High-performance liquid chromatography/mass spectrometric and proton nuclear magnetic resonance spectroscopic studies of the transacylation and hydrolysis of the acyl glucuronides of a series of phenylacetic acids in buffer and human plasma.

The use of high-performance liquid chromatography/mass spectrometry (HPLC/MS) and proton nuclear magnetic resonance ((1)H NMR) spectroscopy for the kinetic analysis of acyl glucuronide (AG) isomerisation and hydrolysis of the 1-β-O-acyl glucuronides (1-β-O-AG) of phenylacetic acid, (R)- and (S)-α-methylphenylacetic acid and α,α-dimethylphenylacetic acid is described and compared. Each AG was incubated in both aqueous buffer, at pH 7.4, and control human plasma at 37°C. Aliquots of these incubations, taken throughout the reaction time-course, were analysed by HPLC/MS and (1)H NMR spectroscopy. In buffer, transacylation reactions predominated, with relatively little hydrolysis to the free aglycone observed.

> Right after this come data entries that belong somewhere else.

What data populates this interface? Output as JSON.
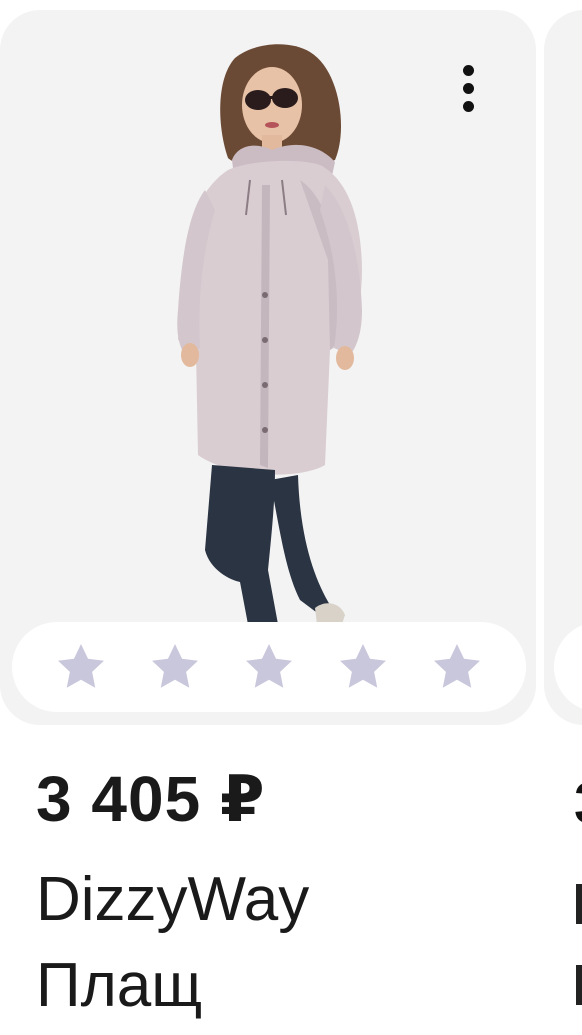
{
  "product": {
    "price": "3 405 ₽",
    "brand": "DizzyWay",
    "name": "Плащ",
    "image_alt": "woman in pale pink hooded raincoat and dark leggings"
  },
  "rating": {
    "stars": 5,
    "filled": 0,
    "star_color": "#c9c7dc"
  },
  "menu": {
    "icon": "more-vertical-icon"
  },
  "next_card": {
    "price_fragment": "3"
  },
  "colors": {
    "card_background": "#f3f3f3",
    "text": "#1a1a1a",
    "coat": "#d9cdd2",
    "leggings": "#2b3443"
  }
}
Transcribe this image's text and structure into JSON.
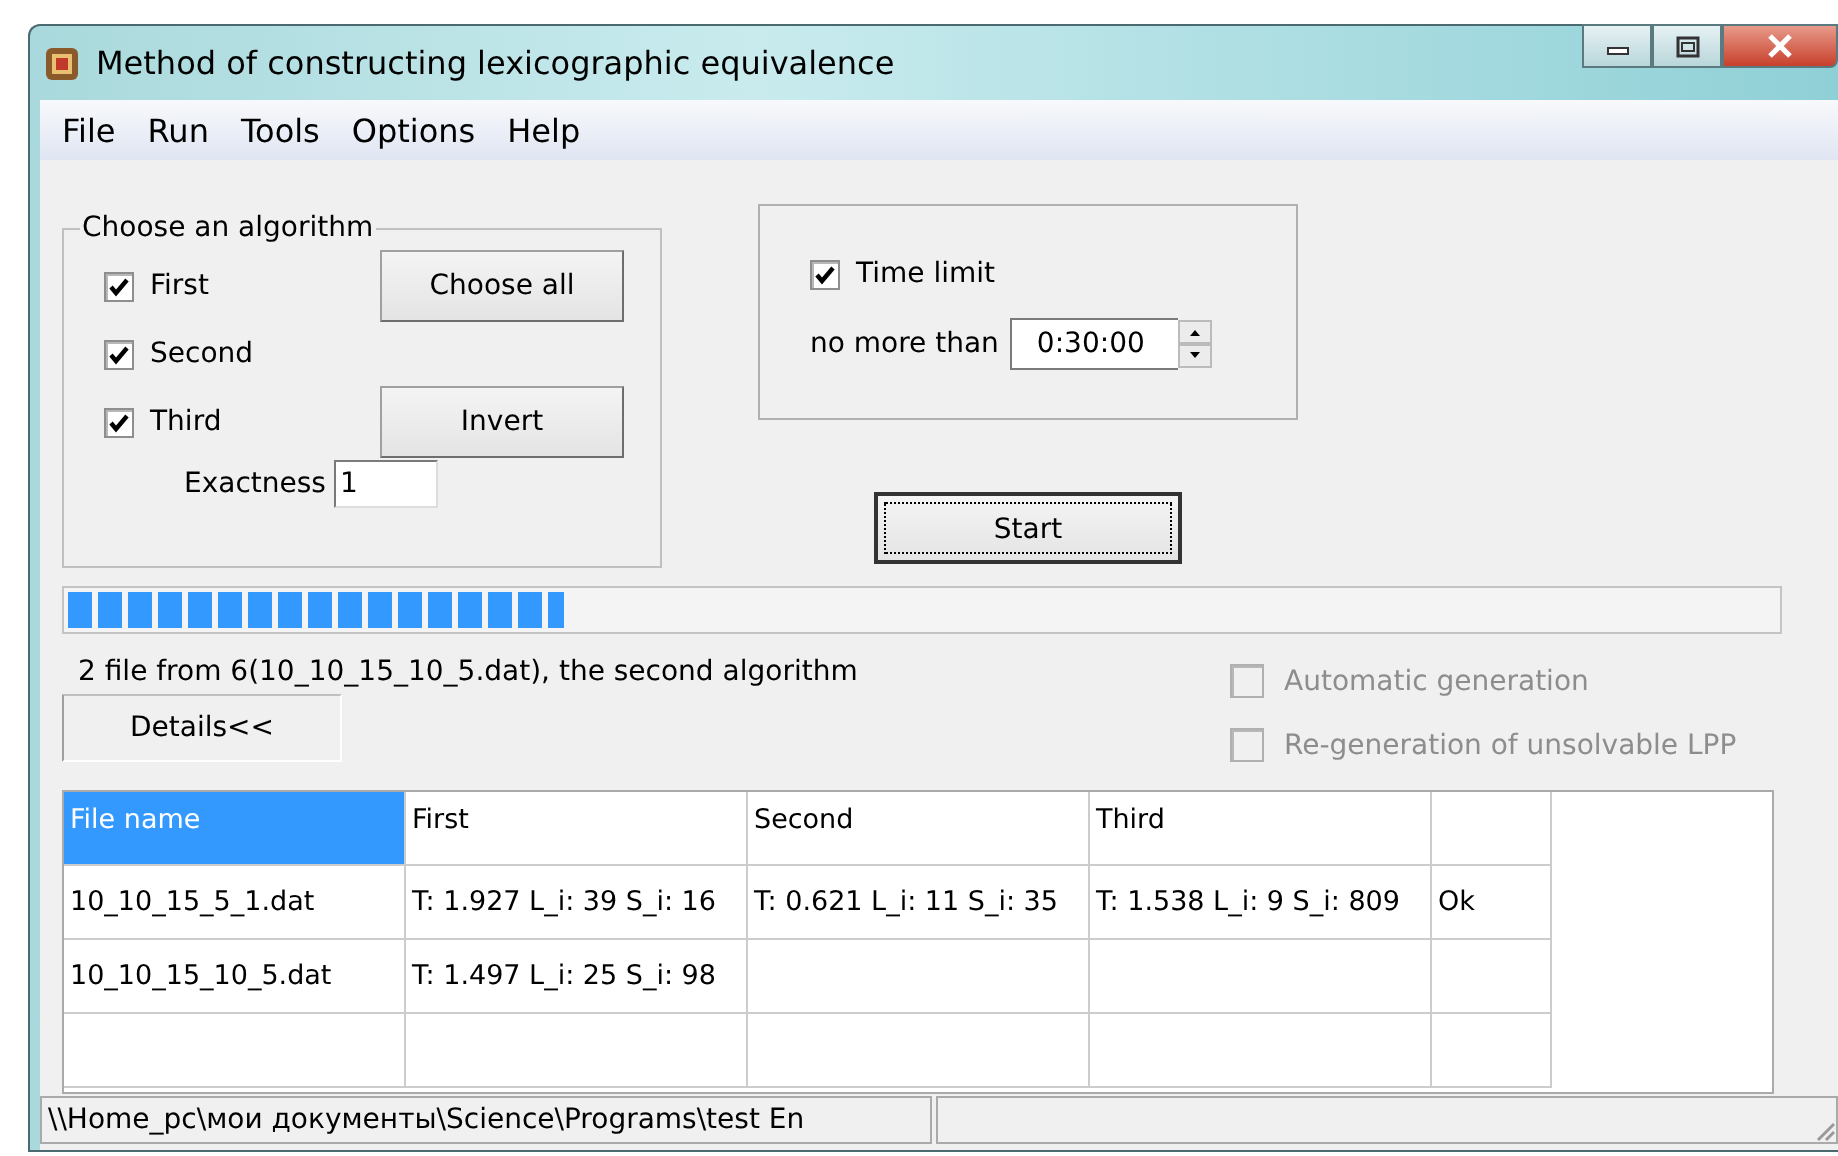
{
  "window": {
    "title": "Method of constructing lexicographic equivalence"
  },
  "menu": [
    "File",
    "Run",
    "Tools",
    "Options",
    "Help"
  ],
  "algorithm_group": {
    "title": "Choose an algorithm",
    "algorithms": [
      {
        "label": "First",
        "checked": true
      },
      {
        "label": "Second",
        "checked": true
      },
      {
        "label": "Third",
        "checked": true
      }
    ],
    "buttons": [
      "Choose all",
      "Invert"
    ],
    "exactness": {
      "label": "Exactness",
      "value": "1"
    }
  },
  "time_group": {
    "time_limit": {
      "label": "Time limit",
      "checked": true
    },
    "limit_label": "no more than",
    "limit_value": "0:30:00"
  },
  "start_button": "Start",
  "progress": {
    "level": 0.29
  },
  "status_text": "2 file from 6(10_10_15_10_5.dat), the second algorithm",
  "details_button": "Details<<",
  "options": [
    {
      "label": "Automatic generation",
      "checked": false,
      "disabled": true
    },
    {
      "label": "Re-generation of unsolvable LPP",
      "checked": false,
      "disabled": true
    }
  ],
  "table": {
    "columns": [
      {
        "label": "File name",
        "selected": true
      },
      {
        "label": "First",
        "selected": false
      },
      {
        "label": "Second",
        "selected": false
      },
      {
        "label": "Third",
        "selected": false
      },
      {
        "selected": false
      }
    ],
    "rows": [
      {
        "cells": [
          "10_10_15_5_1.dat",
          "T: 1.927 L_i: 39 S_i: 16",
          "T: 0.621 L_i: 11 S_i: 35",
          "T: 1.538 L_i: 9 S_i: 809",
          "Ok"
        ]
      },
      {
        "cells": [
          "10_10_15_10_5.dat",
          "T: 1.497 L_i: 25 S_i: 98"
        ]
      }
    ]
  },
  "status_bar": {
    "path": "\\\\Home_pc\\мои документы\\Science\\Programs\\test En"
  }
}
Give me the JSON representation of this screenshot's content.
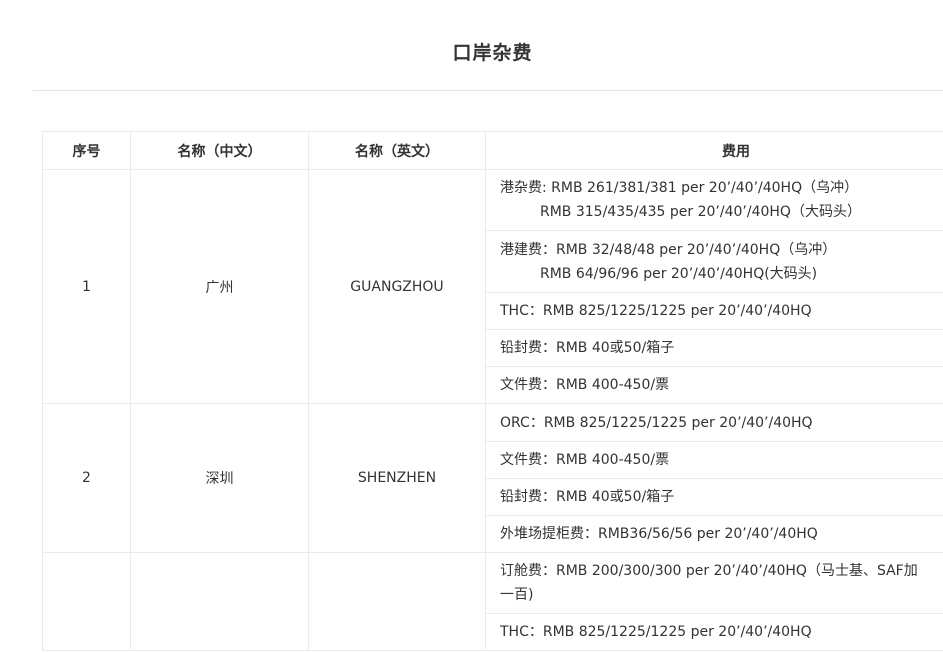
{
  "page": {
    "title": "口岸杂费"
  },
  "table": {
    "headers": [
      "序号",
      "名称（中文）",
      "名称（英文）",
      "费用"
    ],
    "rows": [
      {
        "no": "1",
        "cn": "广州",
        "en": "GUANGZHOU",
        "fees": [
          {
            "line1": "港杂费: RMB 261/381/381 per 20’/40’/40HQ（乌冲）",
            "line2": "RMB 315/435/435 per 20’/40’/40HQ（大码头）"
          },
          {
            "line1": "港建费：RMB 32/48/48 per 20’/40’/40HQ（乌冲）",
            "line2": "RMB 64/96/96 per 20’/40’/40HQ(大码头)"
          },
          {
            "line1": "THC：RMB 825/1225/1225 per 20’/40’/40HQ"
          },
          {
            "line1": "铅封费：RMB 40或50/箱子"
          },
          {
            "line1": "文件费：RMB 400-450/票"
          }
        ]
      },
      {
        "no": "2",
        "cn": "深圳",
        "en": "SHENZHEN",
        "fees": [
          {
            "line1": "ORC：RMB 825/1225/1225 per 20’/40’/40HQ"
          },
          {
            "line1": "文件费：RMB 400-450/票"
          },
          {
            "line1": "铅封费：RMB 40或50/箱子"
          },
          {
            "line1": "外堆场提柜费：RMB36/56/56 per 20’/40’/40HQ"
          }
        ]
      },
      {
        "no": "",
        "cn": "",
        "en": "",
        "fees": [
          {
            "line1": "订舱费：RMB 200/300/300 per 20’/40’/40HQ（马士基、SAF加",
            "line2": "一百)"
          },
          {
            "line1": "THC：RMB 825/1225/1225 per 20’/40’/40HQ"
          }
        ]
      }
    ]
  }
}
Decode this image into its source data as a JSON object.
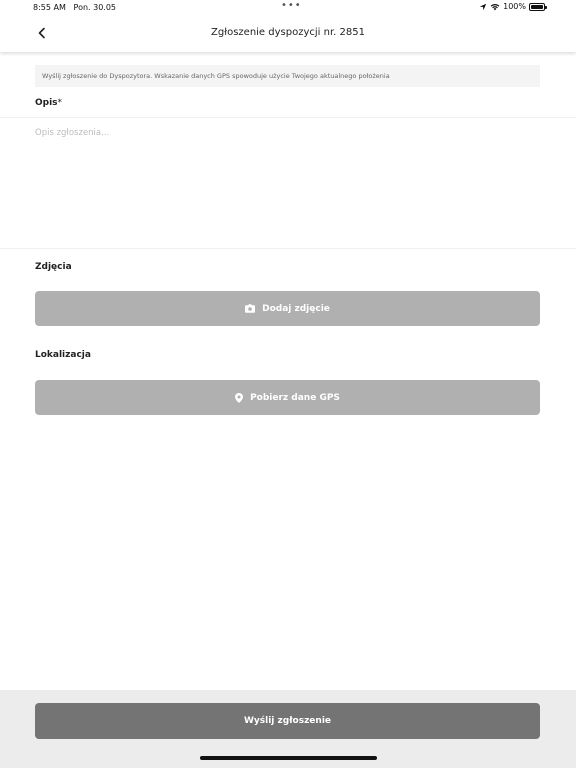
{
  "status_bar": {
    "time": "8:55 AM",
    "date": "Pon. 30.05",
    "dots": "•••",
    "battery": "100%",
    "icons": [
      "location-arrow-icon",
      "wifi-icon",
      "battery-icon"
    ]
  },
  "nav": {
    "back_icon": "chevron-left-icon",
    "title": "Zgłoszenie dyspozycji nr. 2851"
  },
  "info_banner": "Wyślij zgłoszenie do Dyspozytora. Wskazanie danych GPS spowoduje użycie Twojego aktualnego położenia",
  "description": {
    "label": "Opis",
    "required_marker": "*",
    "placeholder": "Opis zgłoszenia...",
    "value": ""
  },
  "photos": {
    "label": "Zdjęcia",
    "button_label": "Dodaj zdjęcie",
    "button_icon": "camera-icon"
  },
  "location": {
    "label": "Lokalizacja",
    "button_label": "Pobierz dane GPS",
    "button_icon": "map-pin-icon"
  },
  "footer": {
    "submit_label": "Wyślij zgłoszenie"
  },
  "colors": {
    "button_gray": "#b0b0b0",
    "submit_gray": "#747474",
    "footer_bg": "#ececec",
    "banner_bg": "#f4f4f4"
  }
}
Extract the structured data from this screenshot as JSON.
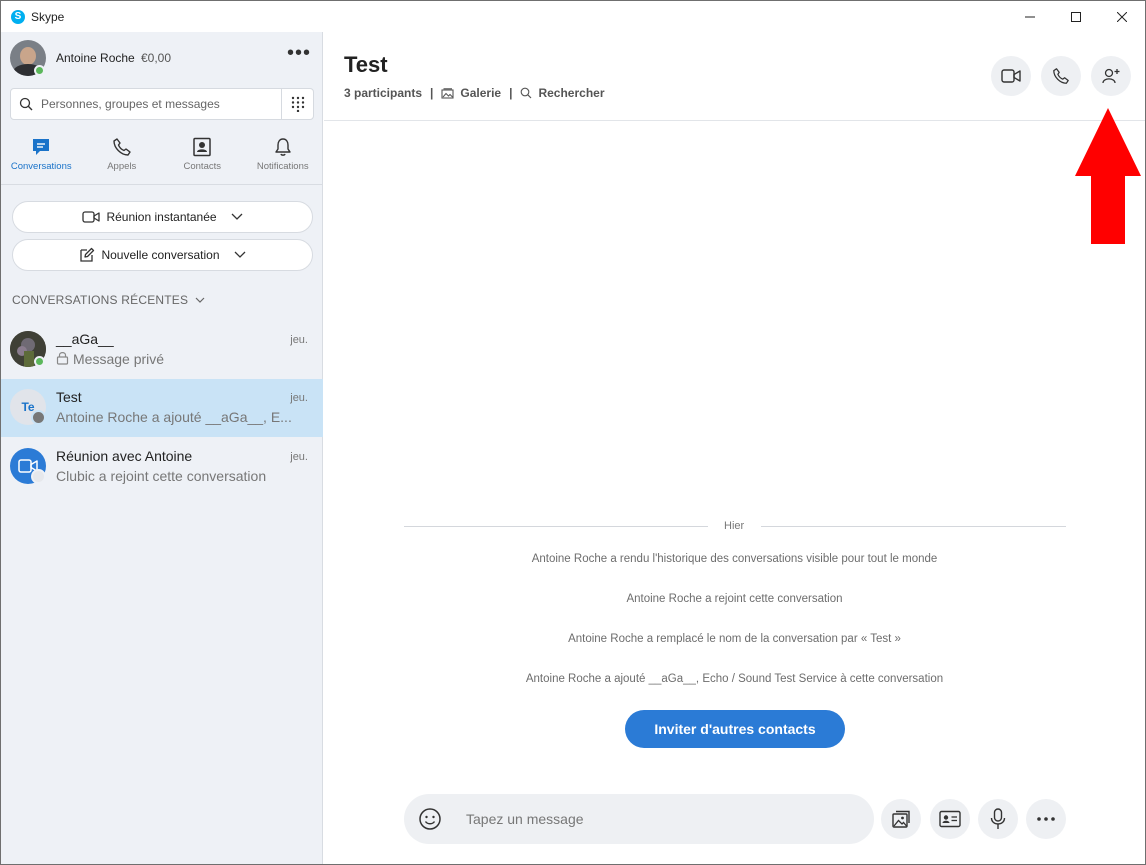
{
  "window": {
    "title": "Skype"
  },
  "profile": {
    "name": "Antoine Roche",
    "credit": "€0,00",
    "more": "•••"
  },
  "search": {
    "placeholder": "Personnes, groupes et messages"
  },
  "nav_tabs": [
    {
      "label": "Conversations",
      "icon": "chat-icon",
      "active": true
    },
    {
      "label": "Appels",
      "icon": "phone-icon"
    },
    {
      "label": "Contacts",
      "icon": "contacts-icon"
    },
    {
      "label": "Notifications",
      "icon": "bell-icon"
    }
  ],
  "actions": {
    "meet_now": "Réunion instantanée",
    "new_chat": "Nouvelle conversation"
  },
  "recent": {
    "header": "CONVERSATIONS RÉCENTES",
    "items": [
      {
        "name": "__aGa__",
        "subtitle": "Message privé",
        "time": "jeu."
      },
      {
        "name": "Test",
        "subtitle": "Antoine Roche a ajouté __aGa__, E...",
        "time": "jeu.",
        "initials": "Te",
        "selected": true
      },
      {
        "name": "Réunion avec Antoine",
        "subtitle": "Clubic a rejoint cette conversation",
        "time": "jeu."
      }
    ]
  },
  "chat": {
    "title": "Test",
    "participants": "3 participants",
    "gallery": "Galerie",
    "search": "Rechercher",
    "day": "Hier",
    "messages": [
      "Antoine Roche a rendu l'historique des conversations visible pour tout le monde",
      "Antoine Roche a rejoint cette conversation",
      "Antoine Roche a remplacé le nom de la conversation par « Test »",
      "Antoine Roche a ajouté __aGa__, Echo / Sound Test Service à cette conversation"
    ],
    "invite": "Inviter d'autres contacts",
    "composer_placeholder": "Tapez un message"
  },
  "colors": {
    "accent": "#2b7bd6",
    "selected": "#c9e3f6",
    "arrow": "#ff0000",
    "online": "#5bb75b"
  }
}
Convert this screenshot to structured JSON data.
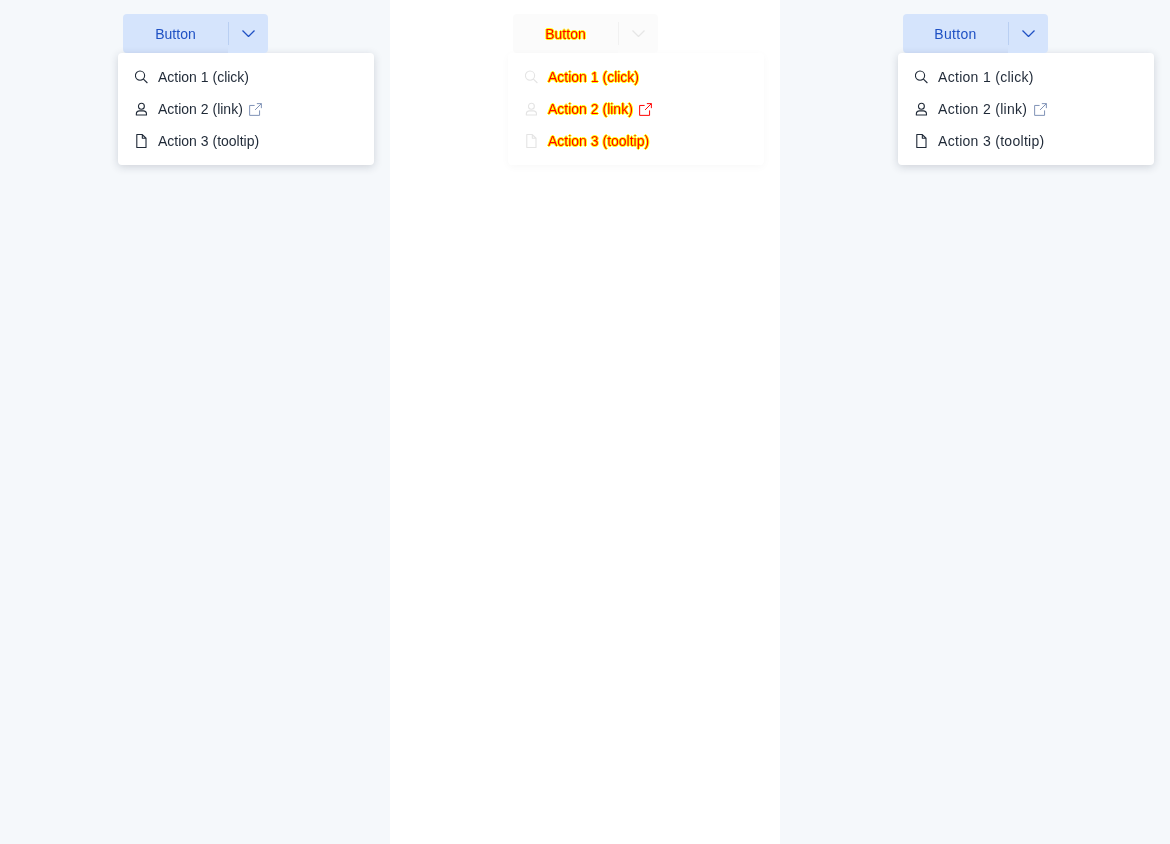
{
  "panels": [
    {
      "kind": "reference",
      "button": {
        "label": "Button"
      },
      "menu": {
        "items": [
          {
            "label": "Action 1 (click)",
            "external": false
          },
          {
            "label": "Action 2 (link)",
            "external": true
          },
          {
            "label": "Action 3 (tooltip)",
            "external": false
          }
        ]
      }
    },
    {
      "kind": "difference",
      "button": {
        "label": "Button"
      },
      "menu": {
        "items": [
          {
            "label": "Action 1 (click)",
            "external": false
          },
          {
            "label": "Action 2 (link)",
            "external": true
          },
          {
            "label": "Action 3 (tooltip)",
            "external": false
          }
        ]
      }
    },
    {
      "kind": "candidate",
      "button": {
        "label": "Button"
      },
      "menu": {
        "items": [
          {
            "label": "Action 1 (click)",
            "external": false
          },
          {
            "label": "Action 2 (link)",
            "external": true
          },
          {
            "label": "Action 3 (tooltip)",
            "external": false
          }
        ]
      }
    }
  ]
}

In human plasma incubations the calculated rates of reaction were much faster than for buffer and, in contrast to the observations in buffer, hydrolysis to the free aglycone was a significant contributor to the overall reaction.A diagnostic analytical methodology based on differential mass spectrometric fragmentation of 1-β-O-AGs compared to the 2-, 3- and 4-positional isomers, which enables selective determination of the former, was confirmed and applied. These findings show that HPLC/MS offers a viable alternative to the more commonly used NMR spectroscopic approach for the determination of the transacylation and hydrolysis reactions of these AGs, with the major advantage of having the capability to do so in a complex biological matrix such as plasma.